Por Arturo Zárate Ruiz
En la Solemnidad de Todos los Santos hemos recordado que nadie es excluido del llamado a la santidad. Jesús nos lo dice: «Sed santos como vuestro Padre celestial es santo». Pero, a primera vista, llegar a serlo es muy difícil.
De hecho, hay un caminote hacia la santidad que parece imposible para cualquiera de nosotros, los pecadores.
He allí el joven que preguntó al Señor cómo conseguir la vida eterna. Jesús a su vez le preguntó si cumplía con los mandamientos. ¿Nosotros lo hacemos? No es necesario cortarle con un hacha la cabeza a tu vecino para matarlo: basta un descuidado chisme para destruirlo. No tienes que asaltar un banco para convertirte en ladrón: basta reducirles o retenerles el salario y sus prestaciones a tus trabajadores. No tienes tú que ser el fornicador: basta que, para asegurarte de que tu hijo adolescente “se haga hombre”, le financies sus noches de “amor”. ¿Que no sufres ninguna envidia?, sin embargo, te burlas, en el salón de clases, del cerebrito que saca puros dieces. ¿Que no dices mentiras?, pero pones cara de “yo no fui” cuando te pillan por fisgón. ¡Caramba!, te portas excesivamente bien porque, vanidoso, quieres atraer la atención de la gente, no servir ni alabar a Dios. La egolatría es tal vez la peor forma de idolatría. El diablo pecó por soberbio.
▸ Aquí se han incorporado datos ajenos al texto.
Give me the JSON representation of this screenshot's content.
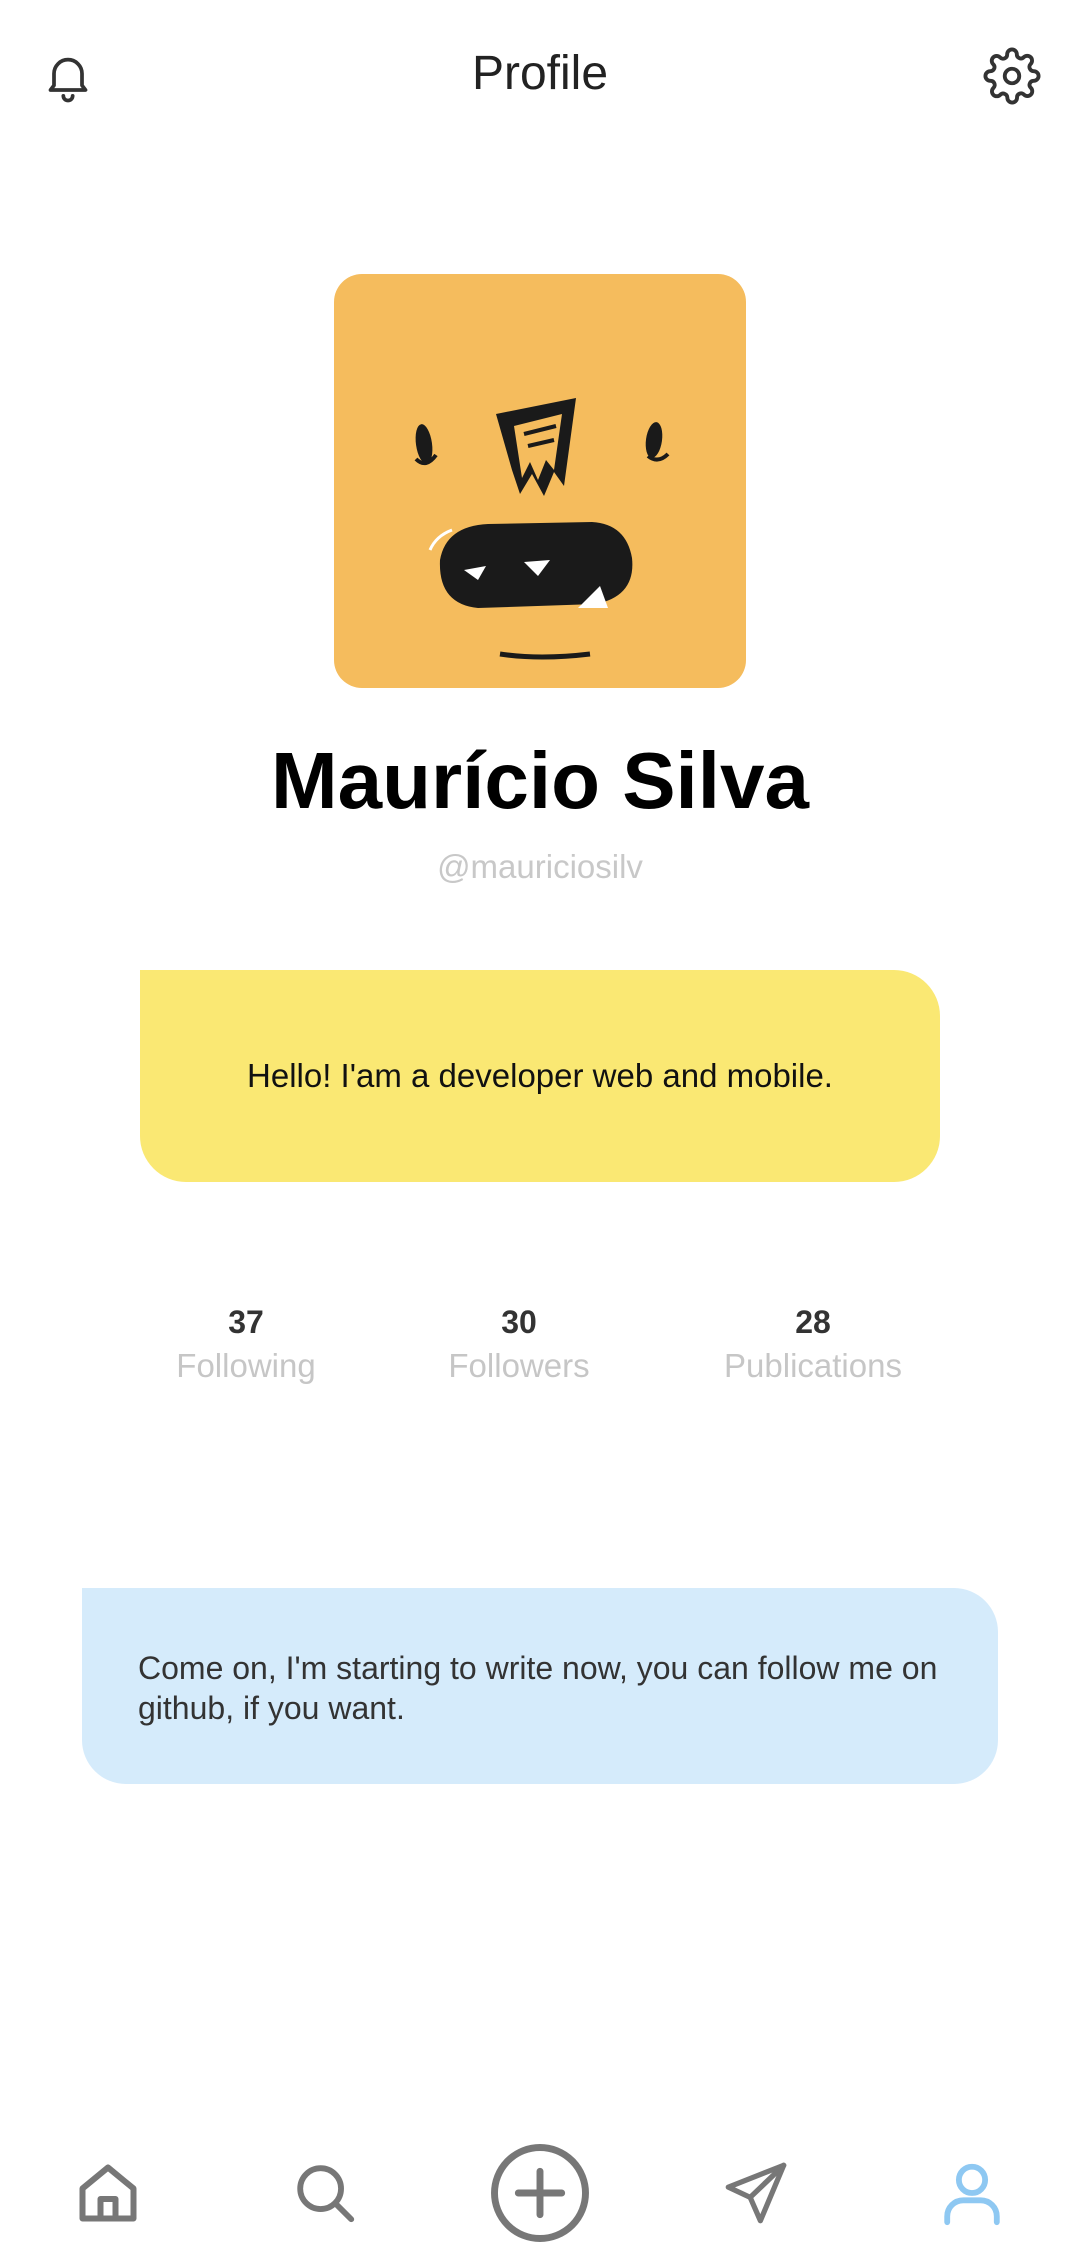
{
  "header": {
    "title": "Profile",
    "left_icon": "bell-icon",
    "right_icon": "gear-icon"
  },
  "profile": {
    "name": "Maurício Silva",
    "handle": "@mauriciosilv",
    "bio": "Hello! I'am a developer web and mobile."
  },
  "stats": [
    {
      "value": "37",
      "label": "Following"
    },
    {
      "value": "30",
      "label": "Followers"
    },
    {
      "value": "28",
      "label": "Publications"
    }
  ],
  "note": {
    "text": "Come on, I'm starting to write now, you can follow me on github, if you want."
  },
  "tabbar": {
    "items": [
      "home-icon",
      "search-icon",
      "add-icon",
      "send-icon",
      "user-icon"
    ],
    "active": "user-icon"
  },
  "colors": {
    "avatar_bg": "#f5bc5d",
    "bio_bg": "#fae873",
    "note_bg": "#d5ebfb",
    "active_tab": "#8ec8f2",
    "inactive_tab": "#777777"
  }
}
Volvamos al joven. Éste respondió a Jesús que sí cumplía con todos los mandamientos. Sin embargo, cuando el Maestro le pidió, pues era muy rico, que repartiera su fortuna y lo siguiera, el muchacho prefirió retirarse. No amaba, pues, este joven más a Dios que a las cosas. Su idolatría era hacia el dinero.
Jesús, digámoslo de nuevo, le pidió al joven que lo siguiera. ¿Estamos dispuestos a hacerlo y tomar nuestras cruces, es más, ayudarle como Simón de Cirene con su Cruz? Nos propone Él, para ser felices, para ganar la vida eterna, el camino de las bienaventuranzas: pobreza, mansedumbre, persecución, sufrir injusticias, dolor a punto de llorar y llorar, entre otras lindezas. De no estar inmersos en la cultura cristiana se diría que nuestro Dios es sádico y nosotros, al seguirlo, unos masoquistas.
Ciertamente se nos pide fe, y no sólo para creerla, también para vivirla y predicarla, pero, de nuevo, de no estar inmersos en la cultura cristiana, muchas de nuestras creencias son difíciles de aceptar, como el que un Hombre sea Dios, y que ese Hombre sea nuestro alimento: «¡Es duro este lenguaje! ¿Quién puede escucharlo?».
Se requiere sobre todo amor. Por ello, las obras de misericordia: dar de comer al hambriento, de beber al sediento, vestir al desnudo, visitar a los encarcelados, proteger a las personas sin hogar, visitar a los enfermos, enterrar a los muertos, enseñar al que no sabe, dar buen consejo al que lo necesita, corregir al que está en error, perdonar las injurias, consolar al triste, sufrir con paciencia los defectos de los demás, rogar a Dios por vivos y difuntos.
Por si fuera todo esto poco, lo debemos además hacer, por decirlo de una manera, con una sonrisa en la boca, inclusive eso de amar a nuestros enemigos y eso de poner la otra mejilla cuando nos abofetean. San Francisco de Sales lo advirtió: «un santo triste es un triste santo». La santidad debe manifestarse, pues, en los frutos del Espíritu en nosotros: caridad, gozo, paz, paciencia, longanimidad, bondad, benignidad, mansedumbre, fidelidad, modestia, continencia y castidad.
¿Imposible la santidad para nosotros? Santa Teresita nos recuerda que no. Por eso nos propone un atajo, el Caminito, no el subir nosotros mismos la alta montaña, sino treparnos en un elevador (ya los existían en tiempos de esta santa): Jesucristo Nuestro Señor.
Y no es que no se necesiten las obras para alcanzar la santidad, no es que baste decir que Jesús es Dios, como proponen los protestantes
Sí se necesitan las obras para ser santo. Con todo, esas obras, de confiar en Dios, no van a ser nuestras, sino de Jesús que con su gracia opera en nosotros. Él, quien es el único Santo, es quien nos santifica.